NEWARK, N.J. - Appeals courts in New Jersey and Texas yesterday scrapped verdicts against drugmaker Merck & Co. Inc. stemming from some of the earliest trials involving the company's now withdrawn pain reliever Vioxx.
The Texas court reversed a $26 million verdict against the company stemming from the first trial. The court found no evidence that Robert Ernst had suffered a fatal heart problem from a blood clot triggered by Vioxx. He had been taking the drug for eight months before being stricken in May 2001.
His wife had won a $253 million verdict against Merck in 2005, but limits Texas places on punitive damages cut that to about $26 million.
Also yesterday, a New Jersey appeals court voided $9 million of the $13.9 million awarded to John McDarby in 2006 by a jury in Atlantic City. The panel vacated the punitive-damages award because it found that the punitive-damages requirement in New Jersey's Product Liability Act was preempted by the federal Food Drug and Cosmetic Act.

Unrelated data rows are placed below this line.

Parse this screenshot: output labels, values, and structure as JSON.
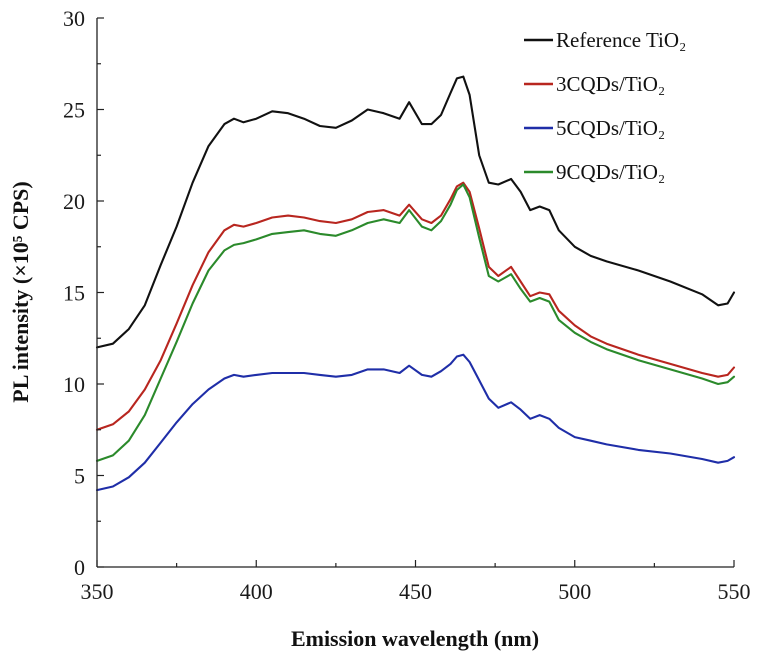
{
  "chart_data": {
    "type": "line",
    "title": "",
    "xlabel": "Emission wavelength (nm)",
    "ylabel": "PL intensity (×10⁵ CPS)",
    "xlim": [
      350,
      550
    ],
    "ylim": [
      0,
      30
    ],
    "xticks": [
      350,
      400,
      450,
      500,
      550
    ],
    "yticks": [
      0,
      5,
      10,
      15,
      20,
      25,
      30
    ],
    "legend_position": "top-right",
    "series": [
      {
        "name": "Reference TiO₂",
        "color": "#111111",
        "x": [
          350,
          355,
          360,
          365,
          370,
          375,
          380,
          385,
          390,
          393,
          396,
          400,
          405,
          410,
          415,
          420,
          425,
          430,
          435,
          440,
          445,
          448,
          452,
          455,
          458,
          461,
          463,
          465,
          467,
          470,
          473,
          476,
          480,
          483,
          486,
          489,
          492,
          495,
          500,
          505,
          510,
          520,
          530,
          540,
          545,
          548,
          550
        ],
        "y": [
          12.0,
          12.2,
          13.0,
          14.3,
          16.5,
          18.6,
          21.0,
          23.0,
          24.2,
          24.5,
          24.3,
          24.5,
          24.9,
          24.8,
          24.5,
          24.1,
          24.0,
          24.4,
          25.0,
          24.8,
          24.5,
          25.4,
          24.2,
          24.2,
          24.7,
          25.9,
          26.7,
          26.8,
          25.8,
          22.5,
          21.0,
          20.9,
          21.2,
          20.5,
          19.5,
          19.7,
          19.5,
          18.4,
          17.5,
          17.0,
          16.7,
          16.2,
          15.6,
          14.9,
          14.3,
          14.4,
          15.0
        ]
      },
      {
        "name": "3CQDs/TiO₂",
        "color": "#b8261f",
        "x": [
          350,
          355,
          360,
          365,
          370,
          375,
          380,
          385,
          390,
          393,
          396,
          400,
          405,
          410,
          415,
          420,
          425,
          430,
          435,
          440,
          445,
          448,
          452,
          455,
          458,
          461,
          463,
          465,
          467,
          470,
          473,
          476,
          480,
          483,
          486,
          489,
          492,
          495,
          500,
          505,
          510,
          520,
          530,
          540,
          545,
          548,
          550
        ],
        "y": [
          7.5,
          7.8,
          8.5,
          9.7,
          11.3,
          13.3,
          15.4,
          17.2,
          18.4,
          18.7,
          18.6,
          18.8,
          19.1,
          19.2,
          19.1,
          18.9,
          18.8,
          19.0,
          19.4,
          19.5,
          19.2,
          19.8,
          19.0,
          18.8,
          19.2,
          20.1,
          20.8,
          21.0,
          20.5,
          18.5,
          16.4,
          15.9,
          16.4,
          15.6,
          14.8,
          15.0,
          14.9,
          14.0,
          13.2,
          12.6,
          12.2,
          11.6,
          11.1,
          10.6,
          10.4,
          10.5,
          10.9
        ]
      },
      {
        "name": "5CQDs/TiO₂",
        "color": "#1f2ea8",
        "x": [
          350,
          355,
          360,
          365,
          370,
          375,
          380,
          385,
          390,
          393,
          396,
          400,
          405,
          410,
          415,
          420,
          425,
          430,
          435,
          440,
          445,
          448,
          452,
          455,
          458,
          461,
          463,
          465,
          467,
          470,
          473,
          476,
          480,
          483,
          486,
          489,
          492,
          495,
          500,
          505,
          510,
          520,
          530,
          540,
          545,
          548,
          550
        ],
        "y": [
          4.2,
          4.4,
          4.9,
          5.7,
          6.8,
          7.9,
          8.9,
          9.7,
          10.3,
          10.5,
          10.4,
          10.5,
          10.6,
          10.6,
          10.6,
          10.5,
          10.4,
          10.5,
          10.8,
          10.8,
          10.6,
          11.0,
          10.5,
          10.4,
          10.7,
          11.1,
          11.5,
          11.6,
          11.2,
          10.2,
          9.2,
          8.7,
          9.0,
          8.6,
          8.1,
          8.3,
          8.1,
          7.6,
          7.1,
          6.9,
          6.7,
          6.4,
          6.2,
          5.9,
          5.7,
          5.8,
          6.0
        ]
      },
      {
        "name": "9CQDs/TiO₂",
        "color": "#2b8a2b",
        "x": [
          350,
          355,
          360,
          365,
          370,
          375,
          380,
          385,
          390,
          393,
          396,
          400,
          405,
          410,
          415,
          420,
          425,
          430,
          435,
          440,
          445,
          448,
          452,
          455,
          458,
          461,
          463,
          465,
          467,
          470,
          473,
          476,
          480,
          483,
          486,
          489,
          492,
          495,
          500,
          505,
          510,
          520,
          530,
          540,
          545,
          548,
          550
        ],
        "y": [
          5.8,
          6.1,
          6.9,
          8.3,
          10.3,
          12.3,
          14.4,
          16.2,
          17.3,
          17.6,
          17.7,
          17.9,
          18.2,
          18.3,
          18.4,
          18.2,
          18.1,
          18.4,
          18.8,
          19.0,
          18.8,
          19.5,
          18.6,
          18.4,
          18.9,
          19.8,
          20.6,
          20.9,
          20.2,
          18.0,
          15.9,
          15.6,
          16.0,
          15.2,
          14.5,
          14.7,
          14.5,
          13.5,
          12.8,
          12.3,
          11.9,
          11.3,
          10.8,
          10.3,
          10.0,
          10.1,
          10.4
        ]
      }
    ]
  }
}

McDarby survived his 2004 heart attack, but died last fall from complications of his cardiac problems, his attorney said.
The panel affirmed $4.5 million in compensatory damages to McDarby, awarded when the New Jersey jury found Merck had failed to warn of Vioxx's cardiac risks.
Vioxx was pulled from the market in September 2004 after being linked to an increased risk of stroke and heart attack.
Merck, based in Whitehouse Station, N.J., has major operations and 10,500 employees in Montgomery County, Pa.
Yesterday's rulings gave Merck 11 victories and three losses stemming from trials that reached verdicts, with the damages now reduced in one of those losses. Retrials are pending in a few cases.
In a statement, Merck general counsel Bruce Kuhlik said the company was gratified that the Texas 14th Court of Appeals had found Vioxx did not cause Ernst's death.
"In addition, the New Jersey court correctly reversed the awards of punitive damage and consumer fraud," Kuhlik said. "We intend to seek further review of the portion of the award that remains standing. . . . We continue to believe Merck acted responsibly."
McDarby's attorney, Ellen Relkin, said that while they were delighted "with the robust affirmance" of the $4.5 million compensatory verdict - which she said now exceeded $5.1 million with interest - they would consider appealing the reversal of the $9 million in punitive damages.